Huang’s phrase “we’ve evacuated that market” is blunt but accurate. Nvidia did not lose China through competitive failure; it was forced out through policy decisions made in Washington. Whether those decisions were strategically wise — given that they created the very domestic Chinese AI chip champion they were meant to suppress — is a question policymakers have not yet publicly grappled with.
The Road Ahead: Vera Rubin and Sovereign AI
Nvidia’s answer to the China loss is to grow fast enough everywhere else that the gap becomes a rounding error. The Blackwell architecture currently powering deployments is ramping faster than expected, according to CFO Colette Kress. The next-generation Vera Rubin platform — named after the astronomer who discovered dark matter — remains on track for second-half 2026 delivery, with performance-per-watt roughly double that of Blackwell.
Vera Rubin is architecturally optimized for inference, not just training — a crucial distinction as AI deployment shifts from building models to running them at scale across millions of users. Inference workloads require different hardware characteristics: lower latency, higher throughput on smaller batch sizes, and the ability to run continuously at high utilization rather than in discrete training bursts.

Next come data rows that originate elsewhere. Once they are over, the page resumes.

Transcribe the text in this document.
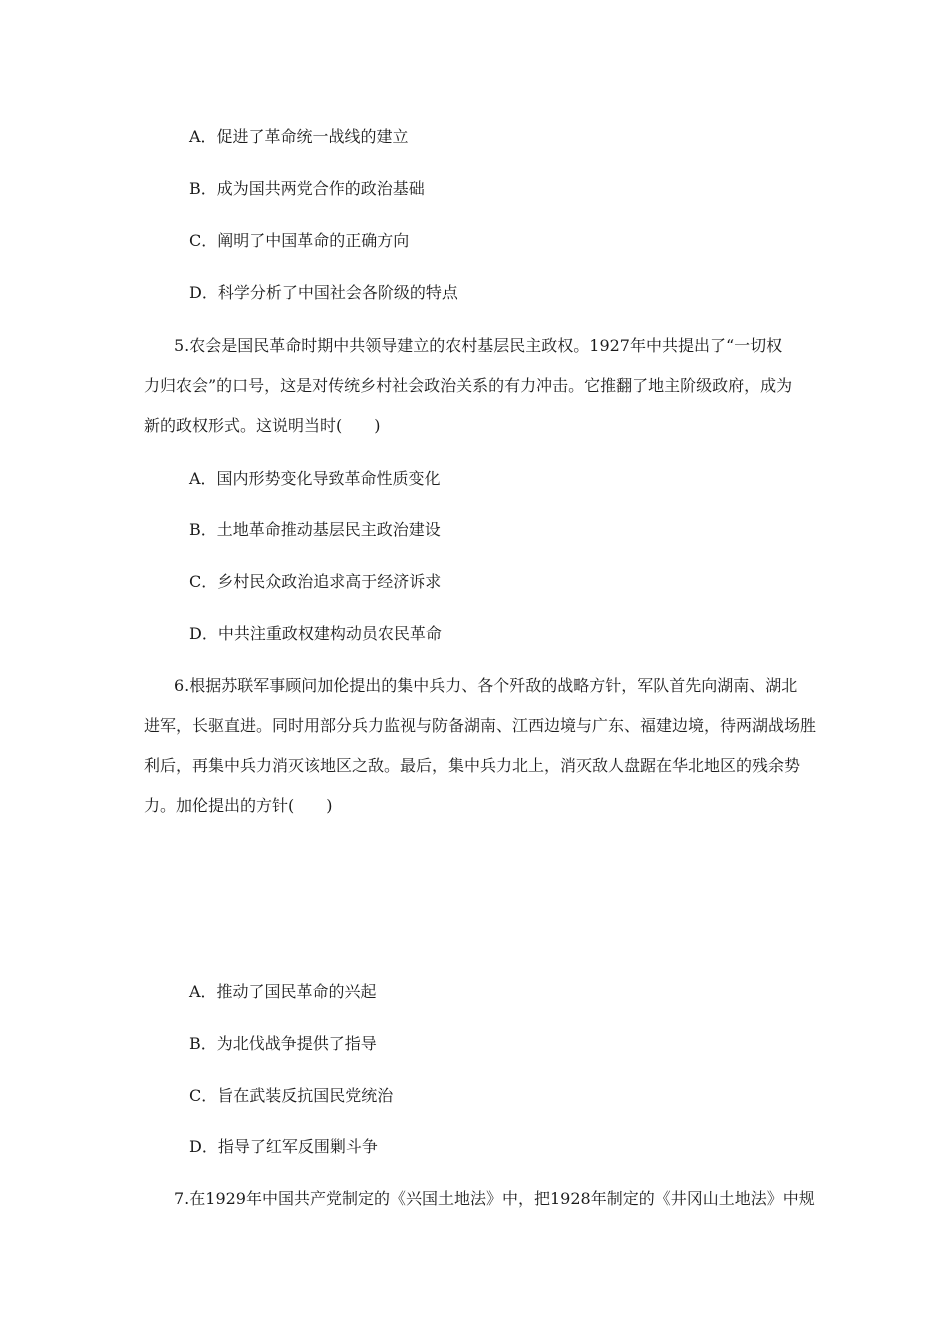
A．促进了革命统一战线的建立
B．成为国共两党合作的政治基础
C．阐明了中国革命的正确方向
D．科学分析了中国社会各阶级的特点
5.农会是国民革命时期中共领导建立的农村基层民主政权。1927年中共提出了“一切权
力归农会”的口号，这是对传统乡村社会政治关系的有力冲击。它推翻了地主阶级政府，成为
新的政权形式。这说明当时(　　)
A．国内形势变化导致革命性质变化
B．土地革命推动基层民主政治建设
C．乡村民众政治追求高于经济诉求
D．中共注重政权建构动员农民革命
6.根据苏联军事顾问加伦提出的集中兵力、各个歼敌的战略方针，军队首先向湖南、湖北
进军，长驱直进。同时用部分兵力监视与防备湖南、江西边境与广东、福建边境，待两湖战场胜
利后，再集中兵力消灭该地区之敌。最后，集中兵力北上，消灭敌人盘踞在华北地区的残余势
力。加伦提出的方针(　　)
A．推动了国民革命的兴起
B．为北伐战争提供了指导
C．旨在武装反抗国民党统治
D．指导了红军反围剿斗争
7.在1929年中国共产党制定的《兴国土地法》中，把1928年制定的《井冈山土地法》中规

Beyond hyperscalers, Nvidia is actively cultivating what Huang calls “sovereign AI” — the wave of national governments building their own AI infrastructure. Saudi Arabia, France, Japan, the UAE, and several other nations have committed to Nvidia-powered AI factories as strategic investments in their economic competitiveness. This long tail of sovereign customers diversifies Nvidia’s revenue base away from the four US hyperscalers that currently dominate its order book.

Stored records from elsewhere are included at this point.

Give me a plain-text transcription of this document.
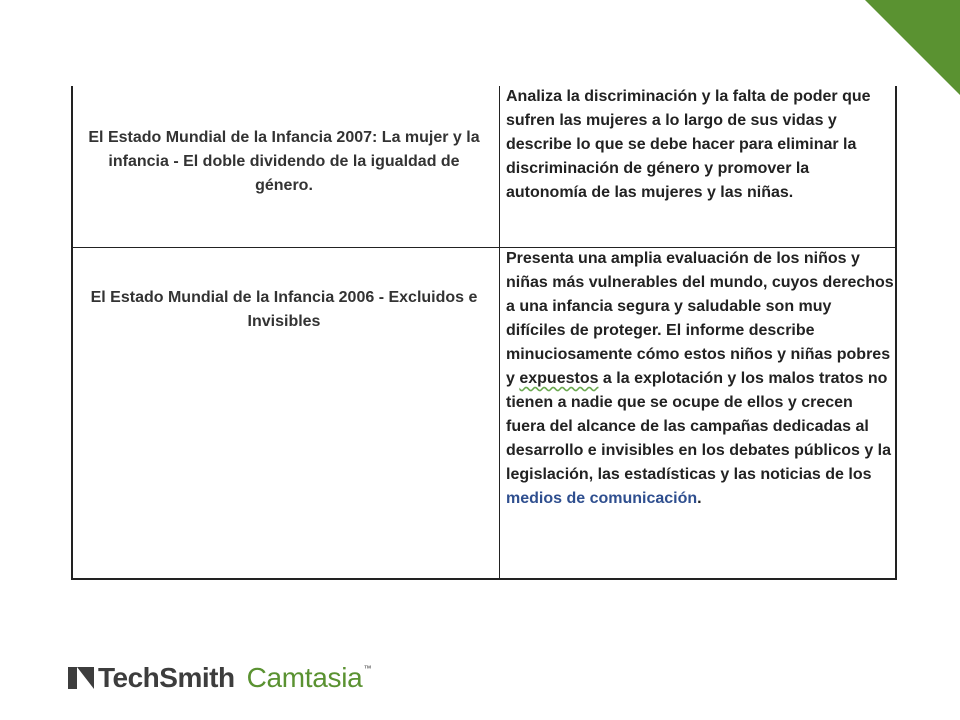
El Estado Mundial de la Infancia 2007: La mujer y la infancia - El doble dividendo de la igualdad de género.
Analiza la discriminación y la falta de poder que sufren las mujeres a lo largo de sus vidas y describe lo que se debe hacer para eliminar la discriminación de género y promover la autonomía de las mujeres y las niñas.
El Estado Mundial de la Infancia 2006 - Excluidos e Invisibles
Presenta una amplia evaluación de los niños y niñas más vulnerables del mundo, cuyos derechos a una infancia segura y saludable son muy difíciles de proteger. El informe describe minuciosamente cómo estos niños y niñas pobres y expuestos a la explotación y los malos tratos no tienen a nadie que se ocupe de ellos y crecen fuera del alcance de las campañas dedicadas al desarrollo e invisibles en los debates públicos y la legislación, las estadísticas y las noticias de los medios de comunicación.
TechSmith Camtasia ™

What Investors Are Actually Watching
With guidance of $89–$93 billion for the next quarter, the financial trajectory remains extraordinary. The concern isn’t the near-term numbers — it’s the competitive landscape in 18 to 24 months. AMD’s Instinct MI350X series has quietly gained traction in inference deployments. Google’s custom TPU v6 has allowed the company to reduce its Nvidia dependency. Intel, despite years of missteps, is still fighting to be relevant in AI accelerators.
None of these competitors pose an immediate threat to Nvidia’s dominance. But they represent a future in which the moat narrows — and the China concession is a reminder that even the deepest technical and ecosystem advantages can be overcome when the rules of engagement change.
For now, $81.6 billion says Nvidia is still winning. The question is which game it’s winning in, and whether the game is about to change.